What do you think about MCP security being limited as it is. Frankly, it seems mathematically impossible.
Have you heard of the Ask Protocol? (https://abject.world/ask-protocol/).
I might be biased because I came up with it, but we are over complicating these systems. There is a simpler way, and it appears to work well since I built a system using it to test the idea.
What’s up with case 09058169? Seems like a 5 minute fix
> practically ~every company on the planet is building an MCP server
I work at Taco Bell. Every company on earth is working on Doritos Locos Tacos. I know this because I interact with every company on the planet, and they all tell me that Doritos Locos is in their development pipeline. When I see all of these “not everybody eats or wants Doritos Locos” posts I know that they are wrong because the appeal of them is universal, especially when paired with Baja Blast, mankind’s foremost favorite fluid
Maybe MCP doesn't have to be the entire or only solution, or judged as such, and another tool in the toolkit.
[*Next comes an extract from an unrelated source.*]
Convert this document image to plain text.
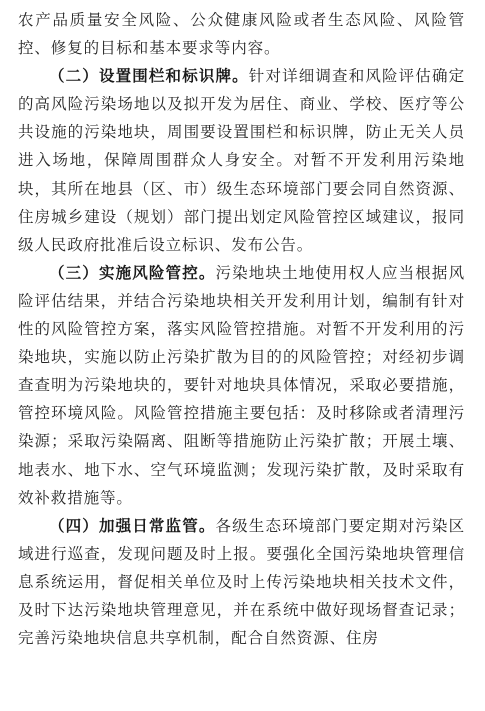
农产品质量安全风险、公众健康风险或者生态风险、风险管控、修复的目标和基本要求等内容。

（二）设置围栏和标识牌。针对详细调查和风险评估确定的高风险污染场地以及拟开发为居住、商业、学校、医疗等公共设施的污染地块，周围要设置围栏和标识牌，防止无关人员进入场地，保障周围群众人身安全。对暂不开发利用污染地块，其所在地县（区、市）级生态环境部门要会同自然资源、住房城乡建设（规划）部门提出划定风险管控区域建议，报同级人民政府批准后设立标识、发布公告。

（三）实施风险管控。污染地块土地使用权人应当根据风险评估结果，并结合污染地块相关开发利用计划，编制有针对性的风险管控方案，落实风险管控措施。对暂不开发利用的污染地块，实施以防止污染扩散为目的的风险管控；对经初步调查查明为污染地块的，要针对地块具体情况，采取必要措施，管控环境风险。风险管控措施主要包括：及时移除或者清理污染源；采取污染隔离、阻断等措施防止污染扩散；开展土壤、地表水、地下水、空气环境监测；发现污染扩散，及时采取有效补救措施等。

（四）加强日常监管。各级生态环境部门要定期对污染区域进行巡查，发现问题及时上报。要强化全国污染地块管理信息系统运用，督促相关单位及时上传污染地块相关技术文件，及时下达污染地块管理意见，并在系统中做好现场督查记录；完善污染地块信息共享机制，配合自然资源、住房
No offense but you are paid to say these things. Your paycheck depends on it [1]
[1] “It is difficult to get a man to understand something, when his salary depends on his not understanding it.” ― Upton Sinclair, I, Candidate for Governor: And How I Got Licked
I would bet that MCP is going to die.
The main reason is that it adds another layer (and human) that can, and probably will, get out of sync with the real-world implementation, whether that implementation is an API, web, or a CLI.
AI should not be using a protocol or set of instructions that is different from what humans have access to (know and use).
Sure, companies want to expose MCP servers because it is the cool thing to do right now.
So the current situation is basically that I used Claude to write an MCP server on top of our API. And then I need to occasionally tell it update it match the public doc.
And my reaction is: really? It is not like our API docs are not public. Claude Code created our MCP server with zero instructions beyond what is publicly available. I just told it to read the docs from the net.
So MCP feels more like a temporary workaround for current model limitations.